Niveau scénario ça tient debout durant une bonne partie, Flanagan expose ses personnages et leur dramaturgie familiale, la perte du mari/du père, la reconstruction, le tuteur (joué par Henry Thomas d’ailleurs, alias Eliott de E.T., sans doute un autre clin d’oeil 80s), et c’est la fille cadette qui va se retrouver au milieu de tout ça pour faire basculer le film dans le fantastique, le cadran du jeu va se mettre à bouger tout seul et la menace va s’afficher comme sous-jacente et ambigüe.
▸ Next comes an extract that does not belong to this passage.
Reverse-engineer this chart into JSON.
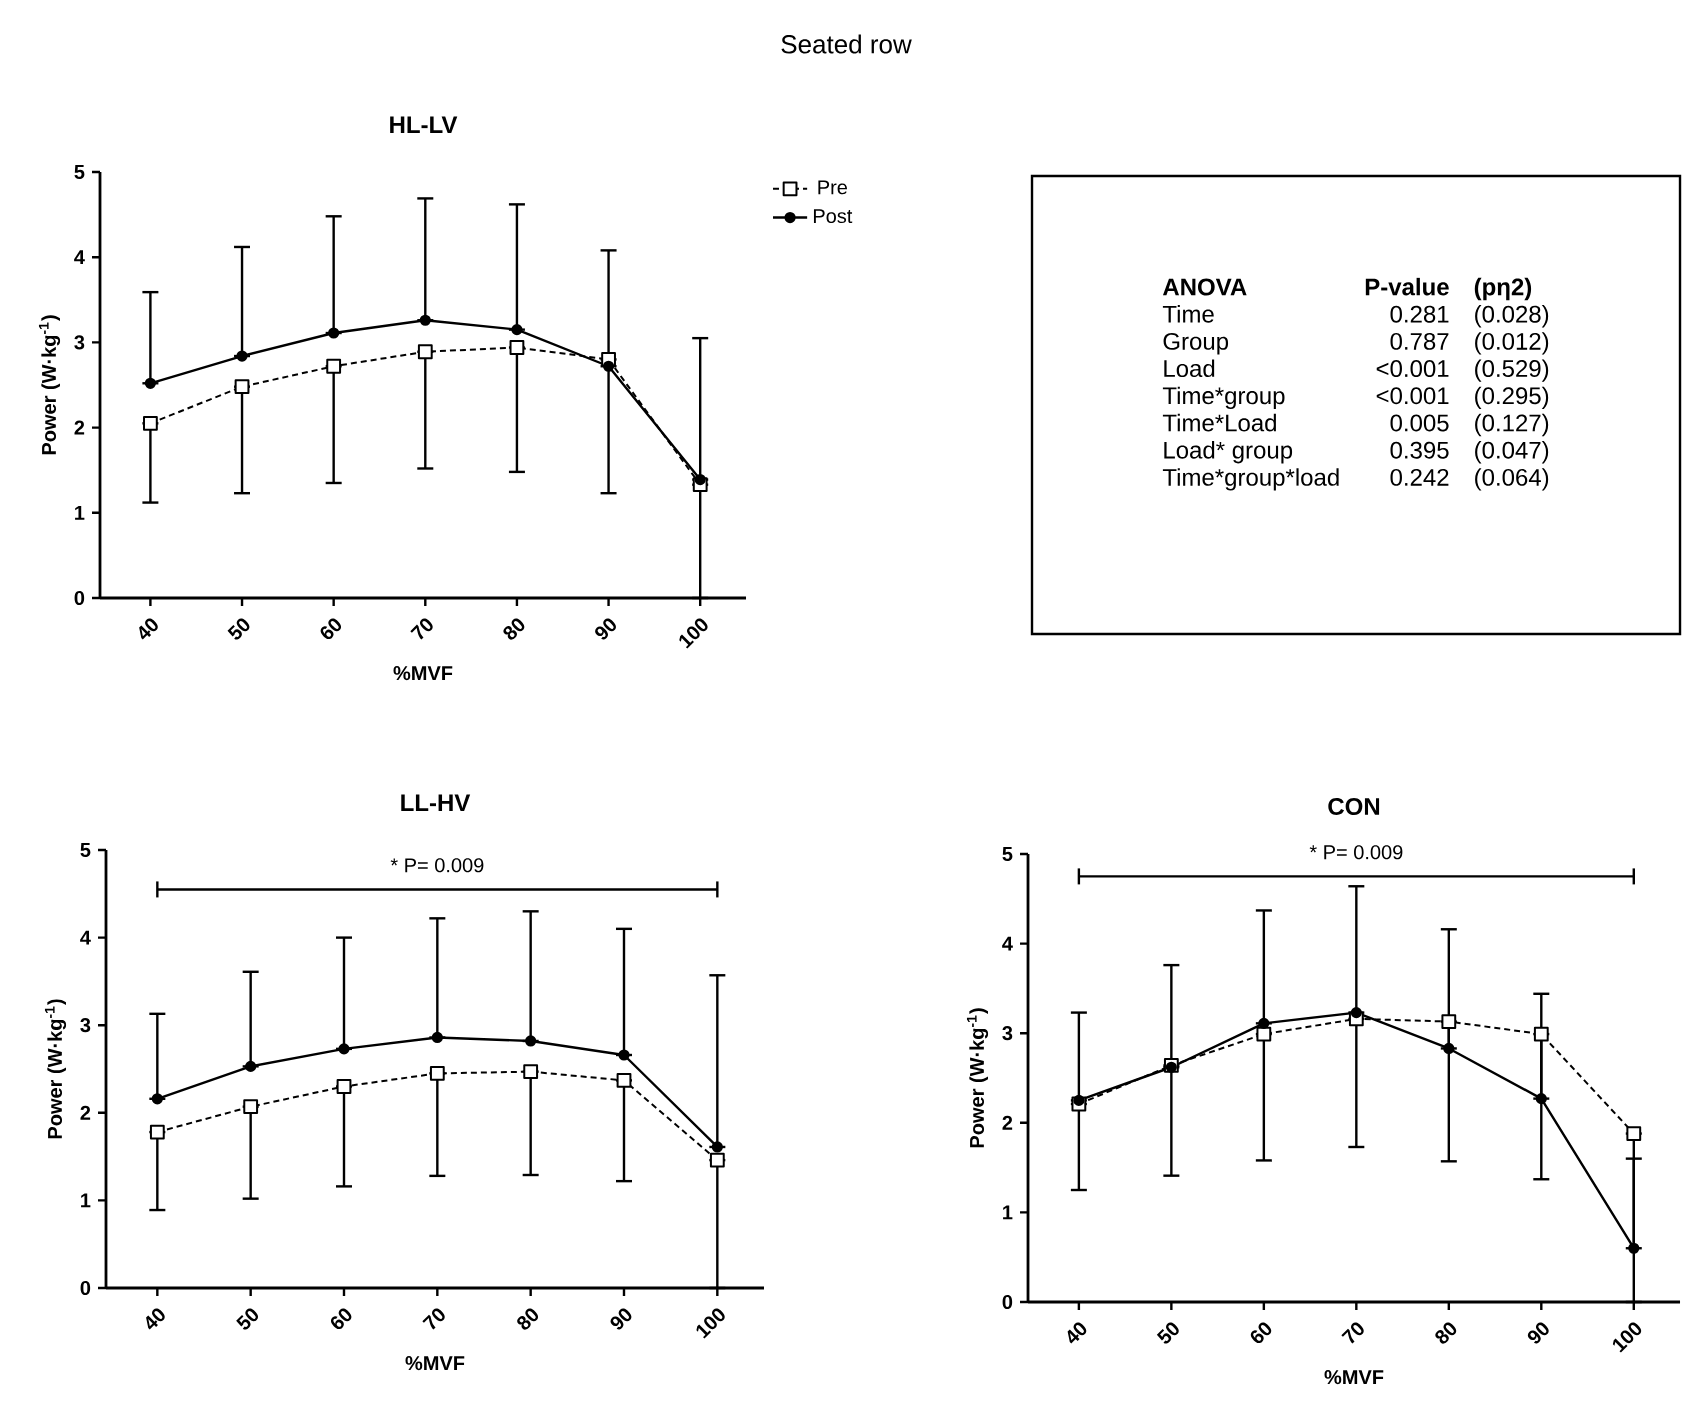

Là il est obligatoire de prendre le virage tant bien que mal, car la suite va assez sérieusement se gâter,
rien que la représentation démoniaque dans le reflet du miroir est vraiment de trop, imager de cette façon le mal je n’en vois pas l’intérêt, surtout que le thème de la possession se suffisait très bien sans ce détail, là on comble l’imaginaire du spectateur, donc mauvais point
. Et du reste je m’interroge sur l’importance du ouija, n’ayant qu’un rôle bien mince dans l’histoire (à part un plan en particulier), comme un relai de communication éphémère devenant purement grotesque, on le remplace par du spiritisme et c’est quasiment la même chose, le problème étant bien entendu du fait que le réalisateur soit prisonnier de son contrat, pour preuve, sa destruction ne changera rien à l’affaire.
En fait c’est l’instinct de Flanagan pour l’imagerie horrifique qui préserve l’ambiance globale, notamment grâce à une réalisation jouant admirablement du premier et de l’arrière plan, du cut (dont un en particulier rappelant un flip épique de Ring), ainsi que quelques choix de cadres bien sentis. Mais malgré tous ces efforts pour sauver les apparences cela n’empêchera pas la dernière demi-heure de perdre pied et se mélanger les pinceaux entre ce que le film veut insinuer et démontrer, je trouve le second virage très/trop facile, pour ne pas dire atterrissant de nulle part,
le coup du docteur nazi m’a fait gentiment sourciller, car on ne sait plus où va l’histoire, si l’esprit a un rapport avec le père de famille, une entité démoniaque, des fantômes du passé enfouis au sous-sol de leur maison, le tout en même temps,
c'est le bordel ! Et ce qui est je dirais cruel c’est que l'aspect grossier du film ne vient quasiment jamais de la forme (j'insiste sur le "quasiment" parce qu'à certains moments il n'y a rien à faire) mais bien du fond, le ridicule du scénario, de certains dialogues et de divers éléments finissent par sauter aux yeux et par extension avoir une répercussion sur la mise en scène, pour sûr Flanagan ne méritait pas ça.
Pour conclure il est certain que ce prequel surpasse très nettement le précédent film mais il n’en demeure pas moins décevant compte tenu de son potentiel gâché, car la matière première, même modelée à l’infinie, était sans doute trop faiblarde pour rendre un contenu solide en accord avec le talent de son artisan. La réelle satisfaction étant de constater que lorsqu’on donne à un type qui connait son sujet les moyens de s’exprimer on voit qu’il en ressort des choses intéressantes, il serait donc bénéfique que la leçon soit retenue à l'avenir et que les scénaristes se mettent sérieusement au boulot.